The ACP team initially explored adapting the Model Context Protocol (MCP) because it offers a strong foundation for model-context interactions. However, they quickly encountered architectural limitations that made it unsuitable for true agent-to-agent communication.
Why MCP falls short for multi-agent systems:
Streaming: MCP supports basic streaming, likely of complete messages, but not the finer-grained "delta" style, where updates are sent as soon as they happen. Delta streams, such as tokens and trajectory updates, are streams composed of incremental updates rather than complete data payloads. This limitation stems from the fact that when MCP was created, it wasn’t intended for agent-style interactions.
Memory sharing: MCP doesn’t support running multiple agents across servers while maintaining shared memory. ACP doesn’t fully support this function yet either, but it’s an active area of development.
Message structure: MCP accepts any JSON schema but doesn’t define the structure of the message body. This flexibility makes interoperability difficult, especially for building agents that must interpret diverse message formats.

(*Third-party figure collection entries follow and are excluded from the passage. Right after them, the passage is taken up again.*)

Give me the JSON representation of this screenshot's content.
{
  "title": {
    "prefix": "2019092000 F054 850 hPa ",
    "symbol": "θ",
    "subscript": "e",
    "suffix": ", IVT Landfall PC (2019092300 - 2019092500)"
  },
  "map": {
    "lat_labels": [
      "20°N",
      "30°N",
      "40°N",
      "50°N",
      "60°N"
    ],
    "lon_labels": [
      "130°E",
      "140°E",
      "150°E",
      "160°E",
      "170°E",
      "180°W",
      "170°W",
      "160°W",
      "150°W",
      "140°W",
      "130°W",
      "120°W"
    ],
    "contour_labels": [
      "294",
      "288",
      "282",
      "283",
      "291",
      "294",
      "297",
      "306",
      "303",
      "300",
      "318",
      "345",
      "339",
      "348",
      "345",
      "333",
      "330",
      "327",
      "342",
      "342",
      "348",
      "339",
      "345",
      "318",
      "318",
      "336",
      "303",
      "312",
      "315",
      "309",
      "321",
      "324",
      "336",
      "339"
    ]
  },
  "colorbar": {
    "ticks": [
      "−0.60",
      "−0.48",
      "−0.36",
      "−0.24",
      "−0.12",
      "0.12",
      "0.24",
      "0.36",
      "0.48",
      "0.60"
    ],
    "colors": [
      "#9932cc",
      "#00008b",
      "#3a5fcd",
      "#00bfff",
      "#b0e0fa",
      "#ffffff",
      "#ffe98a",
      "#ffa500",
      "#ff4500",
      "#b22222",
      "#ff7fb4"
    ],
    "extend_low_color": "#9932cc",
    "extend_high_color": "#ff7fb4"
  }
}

Protocol complexity: MCP uses JSON-RPC and requires specific SDKs and runtimes. Whereas ACP’s REST-based design with built-in async/sync support is more lightweight and integration-friendly.
Think of MCP as giving a person better tools, like a calculator or a reference book, to enhance their performance. In contrast, ACP is about enabling people to form teams, where each person, or agent, contributes their capabilities collaboratively within the AI application.